CC100 Speedster Concept
The CC100 Speedster concept of 2013 trades provocation for evocation, presented by Aston as both a 100th birthday present to itself and a visual tribute to the DBR1 racer. Based on the V12 Vantage but wearing hints to future styling cues, we reckon this stunning creation could have lent some of its features to a late-life facelift for the ageing Vantage. Nevertheless, CC100 remains one of Aston’s coolest open-topped cars and certainly one of the rarest.
Vantage GT12 Roadster
Not rarer than this, though. The Vantage GT12 Roadster, while resembling a convertible version of an (albeit limited) production car, is unique: a commission, the price for which we can only scarcely imagine. For all intents and purposes, it is exactly what a production GT12 Roadster would be had Aston decided to make it – blood-curdling V12 and all. We were rather taken by it when it wowed the crowds at FOS 2016.
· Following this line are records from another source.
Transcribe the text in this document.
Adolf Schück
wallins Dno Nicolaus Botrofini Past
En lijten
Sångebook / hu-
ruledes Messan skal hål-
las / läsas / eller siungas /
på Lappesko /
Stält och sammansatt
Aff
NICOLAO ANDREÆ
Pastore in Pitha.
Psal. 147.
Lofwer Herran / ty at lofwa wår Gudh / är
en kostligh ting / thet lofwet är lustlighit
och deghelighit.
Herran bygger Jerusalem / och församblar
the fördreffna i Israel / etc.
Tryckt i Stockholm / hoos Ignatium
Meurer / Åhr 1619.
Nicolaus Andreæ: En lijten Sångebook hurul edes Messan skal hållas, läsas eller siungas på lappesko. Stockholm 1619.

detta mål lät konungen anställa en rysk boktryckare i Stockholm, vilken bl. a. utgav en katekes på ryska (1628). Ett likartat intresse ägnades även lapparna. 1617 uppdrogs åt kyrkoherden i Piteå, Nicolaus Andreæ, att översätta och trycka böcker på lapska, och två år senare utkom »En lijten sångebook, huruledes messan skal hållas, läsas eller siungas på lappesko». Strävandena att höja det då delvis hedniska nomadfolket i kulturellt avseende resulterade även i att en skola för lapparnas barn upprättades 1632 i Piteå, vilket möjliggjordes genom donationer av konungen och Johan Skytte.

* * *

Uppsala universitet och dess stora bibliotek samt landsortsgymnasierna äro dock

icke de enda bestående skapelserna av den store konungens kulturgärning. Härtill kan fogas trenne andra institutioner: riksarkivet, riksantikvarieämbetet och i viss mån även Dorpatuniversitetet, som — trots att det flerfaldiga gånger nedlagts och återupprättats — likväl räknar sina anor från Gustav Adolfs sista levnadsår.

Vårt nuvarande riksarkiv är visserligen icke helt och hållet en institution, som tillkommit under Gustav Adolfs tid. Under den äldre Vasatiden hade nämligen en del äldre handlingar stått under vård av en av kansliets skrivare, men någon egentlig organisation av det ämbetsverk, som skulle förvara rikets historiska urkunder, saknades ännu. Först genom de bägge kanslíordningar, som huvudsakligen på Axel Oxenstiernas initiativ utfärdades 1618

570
As above, the DB7 Z seems to all appearances to be a Zagato Aston is somewhat more proud of. That it was actually sold sets it above the original Vanquish in some sense. The unique steel body-shell of the DB7 Z coupe made it a Euro-only car, falling short of US type-approval. If anything that only strengthened demand in the States for a Zagato-bodied machine. Enter the DBAR1 – an open-lidded Zagato DB7 based on the pre-approved DB7 Volante Chassis. It featured the same Zagato “mouth” and shapely hips while the deck haunches were a call-back to the double bubble of the coupe. The 440bhp version of the V12 was shirked in favour of the standard Vantage lump, with the much-maligned Touchtronic transmission sitting in place of the manual. A stunning machine. We wonder if the DB11 Volante might underpin some such coach-built special in years to come?
Aston Martin V8 Vantage Volante LWB
We had to have at least one actual Volante in this list, didn’t we? And why not the one pushing 2012 Vanquish power levels some 20 years before? Can you imagine 550bhp in 1992, in something that looks like the old V8 Vantage? Can you imagine that coming from a twin-supercharged V8? It couldn’t be further from its modern-day sinewy sexy sportscar namesake but that makes it no less cool. What a gloriously decadent and muscular lump of pig iron it is.
Honourable mentions to the slews of classic DBs and Vantages that won Aston its reputation for a delectable drop-top, as well as 2012’s V12 Vantage Roadster, of which there were only 100 made. What's your pick of Aston's extensive convertible catalogue?